そこには、3階層分の吹き抜けとなった空間がひらけ、少し奥側に寄せて設けられた仕切りの向こうはだいぶ洒落た食堂だ。中央では、2階層程度の高さに置かれたいくつかの魔石から1階に設けられた泉へと、滔々と水が流れ落ちている。
「いらっしゃいませ。どのようなご用事でしょうか?」
受付に行くと、制服を着た男性から、丁寧な仕草で確認される。
「グラントさんとジャックさんにお誘いいただいて、『銀月』さんをお尋ねしました」
「失礼ですが、お名前をお伺いしてもよろしいでしょうか?」
「レンガ=アイセと申します」
「承知いたしました。それでは確認をいたしますので、少々お待ち下さい」
受付の男性が奥に入ろうとしたときだった。
奥に入ろうとした受付の男性に、声がかけられた。
「その必要は、ないわ」
艶のある女性の声だ。
声の方を見ると、緑のショートヘアになかなか露出の高いローブを着た女性が立っていた。かなりメリハリの効いた体つきをしているのがよくわかる。そして、左腕に銀の腕輪。『銀月』のメンバーで間違いないだろう。
「貴女がレンガさんね。私は『銀月』の魔術師、セーラ。
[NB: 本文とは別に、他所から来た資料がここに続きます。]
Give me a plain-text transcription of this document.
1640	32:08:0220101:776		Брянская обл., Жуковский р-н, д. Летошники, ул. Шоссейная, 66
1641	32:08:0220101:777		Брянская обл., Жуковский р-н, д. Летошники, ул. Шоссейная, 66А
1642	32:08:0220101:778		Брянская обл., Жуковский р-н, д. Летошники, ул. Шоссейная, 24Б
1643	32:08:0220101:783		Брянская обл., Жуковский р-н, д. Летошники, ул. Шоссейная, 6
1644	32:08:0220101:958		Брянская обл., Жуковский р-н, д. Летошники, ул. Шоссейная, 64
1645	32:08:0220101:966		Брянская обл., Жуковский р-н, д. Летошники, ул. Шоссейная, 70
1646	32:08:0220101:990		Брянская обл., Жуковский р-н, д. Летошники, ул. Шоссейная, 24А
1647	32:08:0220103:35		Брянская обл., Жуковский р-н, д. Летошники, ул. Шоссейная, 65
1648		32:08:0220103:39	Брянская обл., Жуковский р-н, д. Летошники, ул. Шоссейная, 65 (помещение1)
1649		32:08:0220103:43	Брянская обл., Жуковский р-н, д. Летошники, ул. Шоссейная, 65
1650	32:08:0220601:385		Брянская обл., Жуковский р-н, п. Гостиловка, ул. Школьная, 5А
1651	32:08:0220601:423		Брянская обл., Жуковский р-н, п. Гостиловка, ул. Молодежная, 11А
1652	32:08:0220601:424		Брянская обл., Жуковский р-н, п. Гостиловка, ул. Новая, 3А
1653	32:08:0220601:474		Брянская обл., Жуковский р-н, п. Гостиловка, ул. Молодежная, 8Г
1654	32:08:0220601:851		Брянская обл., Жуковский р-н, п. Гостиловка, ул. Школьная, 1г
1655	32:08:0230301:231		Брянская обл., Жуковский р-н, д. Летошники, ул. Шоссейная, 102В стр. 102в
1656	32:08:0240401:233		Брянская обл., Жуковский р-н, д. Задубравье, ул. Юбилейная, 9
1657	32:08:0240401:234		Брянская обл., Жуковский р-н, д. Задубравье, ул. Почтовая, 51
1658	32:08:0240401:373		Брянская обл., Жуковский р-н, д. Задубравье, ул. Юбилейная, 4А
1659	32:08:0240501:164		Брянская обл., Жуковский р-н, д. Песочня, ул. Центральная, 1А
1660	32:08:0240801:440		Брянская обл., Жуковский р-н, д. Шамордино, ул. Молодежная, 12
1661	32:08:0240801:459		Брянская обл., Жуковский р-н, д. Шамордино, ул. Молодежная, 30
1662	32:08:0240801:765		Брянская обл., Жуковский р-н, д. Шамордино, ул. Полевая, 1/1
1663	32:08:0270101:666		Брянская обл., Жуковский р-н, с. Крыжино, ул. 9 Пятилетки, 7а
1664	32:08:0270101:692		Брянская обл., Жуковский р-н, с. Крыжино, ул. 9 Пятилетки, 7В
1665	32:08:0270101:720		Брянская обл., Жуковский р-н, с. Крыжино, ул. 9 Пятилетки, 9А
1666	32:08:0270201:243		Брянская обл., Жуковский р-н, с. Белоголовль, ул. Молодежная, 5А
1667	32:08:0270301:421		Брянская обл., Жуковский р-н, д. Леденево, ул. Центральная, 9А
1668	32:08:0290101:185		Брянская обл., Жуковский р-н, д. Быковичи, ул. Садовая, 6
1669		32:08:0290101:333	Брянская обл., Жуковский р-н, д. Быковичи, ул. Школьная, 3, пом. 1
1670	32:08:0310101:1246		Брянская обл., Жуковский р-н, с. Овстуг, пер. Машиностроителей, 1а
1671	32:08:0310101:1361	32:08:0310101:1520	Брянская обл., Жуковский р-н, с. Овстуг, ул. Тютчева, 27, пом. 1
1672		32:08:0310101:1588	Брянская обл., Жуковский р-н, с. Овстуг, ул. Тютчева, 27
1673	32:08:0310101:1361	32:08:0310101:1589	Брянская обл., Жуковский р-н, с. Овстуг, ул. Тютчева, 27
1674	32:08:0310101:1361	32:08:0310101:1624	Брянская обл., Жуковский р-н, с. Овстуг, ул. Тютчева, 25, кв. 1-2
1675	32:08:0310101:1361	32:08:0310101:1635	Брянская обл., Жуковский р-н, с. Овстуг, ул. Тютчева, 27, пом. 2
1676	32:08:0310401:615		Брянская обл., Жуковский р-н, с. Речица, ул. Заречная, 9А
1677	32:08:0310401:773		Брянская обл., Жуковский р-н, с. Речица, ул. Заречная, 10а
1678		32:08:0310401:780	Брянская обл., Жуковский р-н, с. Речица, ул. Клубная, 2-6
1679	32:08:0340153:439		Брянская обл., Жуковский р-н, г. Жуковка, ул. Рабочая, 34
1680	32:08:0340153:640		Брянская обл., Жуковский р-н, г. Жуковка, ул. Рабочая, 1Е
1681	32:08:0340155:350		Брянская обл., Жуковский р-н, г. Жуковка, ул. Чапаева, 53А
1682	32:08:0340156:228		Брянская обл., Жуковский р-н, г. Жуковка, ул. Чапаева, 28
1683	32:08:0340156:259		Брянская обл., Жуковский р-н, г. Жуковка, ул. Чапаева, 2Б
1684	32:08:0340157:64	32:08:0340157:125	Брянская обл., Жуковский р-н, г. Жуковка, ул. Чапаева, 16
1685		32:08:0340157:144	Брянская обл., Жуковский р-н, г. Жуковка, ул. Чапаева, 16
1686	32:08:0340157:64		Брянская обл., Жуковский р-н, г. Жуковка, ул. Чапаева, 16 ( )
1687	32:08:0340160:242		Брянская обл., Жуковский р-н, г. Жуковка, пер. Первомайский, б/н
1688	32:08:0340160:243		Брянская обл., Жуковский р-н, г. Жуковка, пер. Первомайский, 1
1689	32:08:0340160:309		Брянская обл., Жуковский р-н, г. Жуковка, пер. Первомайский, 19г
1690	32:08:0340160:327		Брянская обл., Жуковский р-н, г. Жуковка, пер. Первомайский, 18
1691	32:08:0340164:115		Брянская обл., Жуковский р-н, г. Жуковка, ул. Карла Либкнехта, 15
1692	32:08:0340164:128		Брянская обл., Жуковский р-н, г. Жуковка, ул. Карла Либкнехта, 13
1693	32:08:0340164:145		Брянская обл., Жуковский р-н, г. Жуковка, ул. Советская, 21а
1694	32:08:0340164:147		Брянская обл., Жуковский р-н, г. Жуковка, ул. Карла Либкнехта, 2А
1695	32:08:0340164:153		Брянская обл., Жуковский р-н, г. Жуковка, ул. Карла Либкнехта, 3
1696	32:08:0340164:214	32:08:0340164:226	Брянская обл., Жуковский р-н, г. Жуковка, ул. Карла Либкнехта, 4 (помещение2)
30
訪ねてくれて嬉しいわ」
ニッコリと自己紹介を受けたあと、セーラさんは受付の男性の方に向き直って言う。
「すいません、打ち合わせ用の小部屋をお借りできますか? あと、飲み物とお菓子も一緒に」
『ドーメル』クラスの宿となれば、商談などで使う防音魔法などが施された小部屋がいくつか用意されている。
しかし、使用するにはそれなりの金額が必要なはずだ。ありていに言えば、安くない。
だけど、
「ん? 貴女のためなら、このくらいの投資は安いものよ?」
セーラさんは流し目で微笑みながらそう言うと、さあさあと私の手を引きながら、男性の案内に続いて小部屋まで移動する。